Pete was a man of few regrets. The stupidity and mendacity of local politicians angered him, and he was disappointed when the voters rejected his attempts to do what he knew to be right on their behalf, but as much as he liked to recount the stories of past defeats (and occasional victories) Pete saw no sense in complaining about things that could not be undone. He focused instead on what he could do, which led him, in the last phase of his public life, to combine his service on the county board with two terms as Rockford Township Highway Commissioner, where he lowered the road tax levy for four years straight, while providing the same level of service.
That Pete endorsed candidates he believed in regardless of party affiliation had always annoyed many local Republicans; that they supported a Democrat they did not believe in just to defeat Pete tells you everything you need to know about their commitment to principle and party loyalty.
Pete’s example of efficient local government was not appreciated by other local politicians, especially his fellow Republicans, who, in January 2009, while Pete’s beloved wife Rosie lay dying of cancer, held a caucus rather than a primary in order to try to deprive him of the Republican nomination for highway commissioner. Even though Pete wasn’t at the caucus, his old friend Frank Manzullo placed his name in nomination, and Pete emerged victorious, on the saddest day of his life: Rosie had passed away while the caucus was taking place.
Foiled briefly, those same Republicans quietly threw their support behind the Democratic candidate in the general election, and Pete suffered his final defeat. That Pete endorsed candidates he believed in regardless of party affiliation had always annoyed many local Republicans; that they supported a Democrat they did not believe in just to defeat Pete tells you everything you need to know about their commitment to principle and party loyalty.

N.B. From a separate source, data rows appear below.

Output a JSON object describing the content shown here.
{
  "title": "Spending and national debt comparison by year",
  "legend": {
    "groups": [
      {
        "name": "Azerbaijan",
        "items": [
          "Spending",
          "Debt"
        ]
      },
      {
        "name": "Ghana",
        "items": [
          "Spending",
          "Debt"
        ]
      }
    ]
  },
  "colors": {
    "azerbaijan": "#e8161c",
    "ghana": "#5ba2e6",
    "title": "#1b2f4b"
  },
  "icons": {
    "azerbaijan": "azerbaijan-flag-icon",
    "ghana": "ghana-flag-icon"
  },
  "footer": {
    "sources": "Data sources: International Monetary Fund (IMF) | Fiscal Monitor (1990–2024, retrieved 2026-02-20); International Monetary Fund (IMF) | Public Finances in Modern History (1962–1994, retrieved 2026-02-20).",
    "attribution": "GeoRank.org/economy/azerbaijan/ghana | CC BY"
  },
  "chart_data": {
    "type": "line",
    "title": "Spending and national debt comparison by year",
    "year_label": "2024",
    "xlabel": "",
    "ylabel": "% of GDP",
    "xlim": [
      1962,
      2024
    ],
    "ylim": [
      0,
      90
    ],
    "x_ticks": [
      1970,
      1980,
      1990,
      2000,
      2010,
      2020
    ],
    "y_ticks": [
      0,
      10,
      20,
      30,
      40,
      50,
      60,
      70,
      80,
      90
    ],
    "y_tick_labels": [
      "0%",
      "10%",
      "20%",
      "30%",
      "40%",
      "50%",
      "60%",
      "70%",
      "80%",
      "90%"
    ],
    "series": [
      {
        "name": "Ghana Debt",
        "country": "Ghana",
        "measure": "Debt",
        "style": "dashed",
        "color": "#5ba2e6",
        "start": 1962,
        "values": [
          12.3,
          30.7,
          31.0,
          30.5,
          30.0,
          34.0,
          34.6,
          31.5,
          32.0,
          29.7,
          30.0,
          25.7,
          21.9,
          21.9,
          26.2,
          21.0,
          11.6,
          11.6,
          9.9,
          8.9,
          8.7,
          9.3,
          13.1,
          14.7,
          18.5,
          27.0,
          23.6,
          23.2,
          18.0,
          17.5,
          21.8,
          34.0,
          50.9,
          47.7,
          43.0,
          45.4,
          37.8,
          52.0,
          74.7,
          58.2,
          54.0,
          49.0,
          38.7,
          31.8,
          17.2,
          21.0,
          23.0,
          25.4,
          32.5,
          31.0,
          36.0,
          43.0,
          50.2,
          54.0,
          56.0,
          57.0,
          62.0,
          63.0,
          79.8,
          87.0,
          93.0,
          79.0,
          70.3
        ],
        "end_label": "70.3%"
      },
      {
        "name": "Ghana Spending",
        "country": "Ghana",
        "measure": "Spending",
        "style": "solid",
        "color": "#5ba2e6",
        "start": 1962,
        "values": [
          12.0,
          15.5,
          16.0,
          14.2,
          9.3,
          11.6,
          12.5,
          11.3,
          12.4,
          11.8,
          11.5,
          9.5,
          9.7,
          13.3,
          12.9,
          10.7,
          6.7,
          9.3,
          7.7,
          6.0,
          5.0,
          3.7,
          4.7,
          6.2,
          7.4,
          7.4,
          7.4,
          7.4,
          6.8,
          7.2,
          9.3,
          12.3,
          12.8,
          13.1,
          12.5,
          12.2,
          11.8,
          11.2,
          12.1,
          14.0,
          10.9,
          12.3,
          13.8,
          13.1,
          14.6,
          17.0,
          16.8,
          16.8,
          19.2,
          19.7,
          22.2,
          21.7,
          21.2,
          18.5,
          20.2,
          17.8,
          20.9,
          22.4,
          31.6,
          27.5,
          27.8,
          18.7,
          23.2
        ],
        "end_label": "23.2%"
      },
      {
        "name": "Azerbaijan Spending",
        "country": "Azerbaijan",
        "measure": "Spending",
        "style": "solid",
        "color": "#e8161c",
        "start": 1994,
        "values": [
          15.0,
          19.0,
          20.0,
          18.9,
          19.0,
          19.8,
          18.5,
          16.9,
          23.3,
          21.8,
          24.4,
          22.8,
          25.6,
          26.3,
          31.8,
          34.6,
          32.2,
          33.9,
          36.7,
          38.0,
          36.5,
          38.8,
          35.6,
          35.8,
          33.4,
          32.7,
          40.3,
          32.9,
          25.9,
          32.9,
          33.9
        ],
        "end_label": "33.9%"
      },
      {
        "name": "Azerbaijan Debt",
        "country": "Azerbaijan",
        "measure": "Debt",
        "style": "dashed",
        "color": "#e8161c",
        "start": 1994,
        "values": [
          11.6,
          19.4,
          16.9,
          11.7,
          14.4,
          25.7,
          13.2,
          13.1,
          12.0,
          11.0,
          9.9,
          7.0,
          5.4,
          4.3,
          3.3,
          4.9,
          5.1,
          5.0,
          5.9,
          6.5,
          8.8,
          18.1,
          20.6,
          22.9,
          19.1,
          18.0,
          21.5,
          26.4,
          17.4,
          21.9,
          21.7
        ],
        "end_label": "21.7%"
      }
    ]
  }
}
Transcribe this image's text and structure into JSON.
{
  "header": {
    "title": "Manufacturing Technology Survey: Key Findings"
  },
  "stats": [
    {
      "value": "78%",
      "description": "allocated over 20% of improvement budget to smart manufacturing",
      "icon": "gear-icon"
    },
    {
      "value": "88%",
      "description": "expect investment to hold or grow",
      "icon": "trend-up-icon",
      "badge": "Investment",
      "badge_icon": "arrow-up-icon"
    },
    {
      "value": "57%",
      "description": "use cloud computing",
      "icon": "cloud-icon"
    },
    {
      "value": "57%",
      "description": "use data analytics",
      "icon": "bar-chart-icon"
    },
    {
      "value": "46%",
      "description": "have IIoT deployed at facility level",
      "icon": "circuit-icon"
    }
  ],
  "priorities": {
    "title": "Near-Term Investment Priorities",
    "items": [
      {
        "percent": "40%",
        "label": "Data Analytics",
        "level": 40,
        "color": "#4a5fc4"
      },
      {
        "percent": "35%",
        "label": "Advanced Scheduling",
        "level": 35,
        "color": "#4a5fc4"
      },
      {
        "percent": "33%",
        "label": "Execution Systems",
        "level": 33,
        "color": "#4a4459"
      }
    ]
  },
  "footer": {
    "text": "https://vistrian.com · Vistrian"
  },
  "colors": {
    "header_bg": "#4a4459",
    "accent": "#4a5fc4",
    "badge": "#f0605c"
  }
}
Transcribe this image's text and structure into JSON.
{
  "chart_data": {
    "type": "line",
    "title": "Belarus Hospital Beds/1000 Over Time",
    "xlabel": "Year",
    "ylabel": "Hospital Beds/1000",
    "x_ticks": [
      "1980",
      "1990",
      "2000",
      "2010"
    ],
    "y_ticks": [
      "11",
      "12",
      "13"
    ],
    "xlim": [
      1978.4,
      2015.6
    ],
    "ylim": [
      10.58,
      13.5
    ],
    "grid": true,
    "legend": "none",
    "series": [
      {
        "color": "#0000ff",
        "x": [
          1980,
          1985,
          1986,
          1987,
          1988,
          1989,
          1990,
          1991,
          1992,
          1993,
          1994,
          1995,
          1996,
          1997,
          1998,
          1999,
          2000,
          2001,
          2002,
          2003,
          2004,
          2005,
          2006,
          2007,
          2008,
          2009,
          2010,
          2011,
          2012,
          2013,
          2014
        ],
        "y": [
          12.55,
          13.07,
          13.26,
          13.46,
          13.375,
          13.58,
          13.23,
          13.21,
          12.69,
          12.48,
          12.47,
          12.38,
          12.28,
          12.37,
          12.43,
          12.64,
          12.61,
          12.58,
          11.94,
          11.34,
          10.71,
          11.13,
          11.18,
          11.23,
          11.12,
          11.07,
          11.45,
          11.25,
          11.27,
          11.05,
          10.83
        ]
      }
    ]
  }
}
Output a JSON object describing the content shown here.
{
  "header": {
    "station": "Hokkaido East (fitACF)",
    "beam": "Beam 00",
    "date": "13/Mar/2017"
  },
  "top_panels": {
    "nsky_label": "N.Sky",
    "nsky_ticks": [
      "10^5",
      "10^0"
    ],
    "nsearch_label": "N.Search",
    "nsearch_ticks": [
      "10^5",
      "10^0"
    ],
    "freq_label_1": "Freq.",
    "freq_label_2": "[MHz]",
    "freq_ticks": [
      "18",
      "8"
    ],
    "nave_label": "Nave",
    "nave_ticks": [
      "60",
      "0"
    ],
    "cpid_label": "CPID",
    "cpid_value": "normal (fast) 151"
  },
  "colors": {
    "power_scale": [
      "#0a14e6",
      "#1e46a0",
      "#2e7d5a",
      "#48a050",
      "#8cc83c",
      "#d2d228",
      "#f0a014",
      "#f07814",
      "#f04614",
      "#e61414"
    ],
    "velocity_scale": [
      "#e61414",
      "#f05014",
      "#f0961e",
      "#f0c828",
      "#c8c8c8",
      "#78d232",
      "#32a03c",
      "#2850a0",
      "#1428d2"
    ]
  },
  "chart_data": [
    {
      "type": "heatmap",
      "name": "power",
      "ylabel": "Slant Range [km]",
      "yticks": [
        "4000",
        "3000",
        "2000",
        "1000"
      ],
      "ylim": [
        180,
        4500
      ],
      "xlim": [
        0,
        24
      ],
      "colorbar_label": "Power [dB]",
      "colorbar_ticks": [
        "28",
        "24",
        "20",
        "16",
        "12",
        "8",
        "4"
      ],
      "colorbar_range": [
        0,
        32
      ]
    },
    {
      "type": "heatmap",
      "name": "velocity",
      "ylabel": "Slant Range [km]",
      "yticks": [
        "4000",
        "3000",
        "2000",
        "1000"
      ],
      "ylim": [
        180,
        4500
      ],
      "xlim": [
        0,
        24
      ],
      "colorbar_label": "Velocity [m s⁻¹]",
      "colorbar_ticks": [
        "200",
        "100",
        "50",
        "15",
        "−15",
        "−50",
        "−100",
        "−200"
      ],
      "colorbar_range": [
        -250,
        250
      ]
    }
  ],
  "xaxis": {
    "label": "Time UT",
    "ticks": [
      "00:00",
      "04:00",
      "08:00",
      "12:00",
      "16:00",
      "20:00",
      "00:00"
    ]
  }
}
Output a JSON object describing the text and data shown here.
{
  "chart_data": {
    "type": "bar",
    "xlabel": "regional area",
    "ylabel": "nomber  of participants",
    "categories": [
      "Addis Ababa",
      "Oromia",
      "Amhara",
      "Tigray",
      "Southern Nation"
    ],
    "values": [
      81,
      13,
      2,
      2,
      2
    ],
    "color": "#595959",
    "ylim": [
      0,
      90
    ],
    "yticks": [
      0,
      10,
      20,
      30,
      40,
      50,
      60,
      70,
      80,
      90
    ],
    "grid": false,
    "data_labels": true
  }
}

The few things Pete did regret were those over which he had had some control. He and Rosie had dated in the 1960’s, but they drifted apart only to reconnect in 1978 and get married in 1980. They had two daughters, Margo and Meredith, in rapid succession (13 months apart), but age prevented them from expanding their family further. Every time we spoke, no matter how recently we had previously talked, Pete asked about my children, and told me how blessed Amy and I were to have had such a large brood. Similarly, when he finally entered Rosie’s Catholic Church in the last years of her life and they had their marriage blessed, his only regret was that he had waited so long. He embraced the Faith with a joy reminiscent of St. John Chrysostom’s Easter Homily: “For the Lord, who is jealous of his honor, will accept the last even as the first. He giveth rest unto him who cometh at the eleventh hour, even as unto him who hath wrought from the first hour.”
Well done, Pete, thou good and faithful servant. May God grant you eternal rest.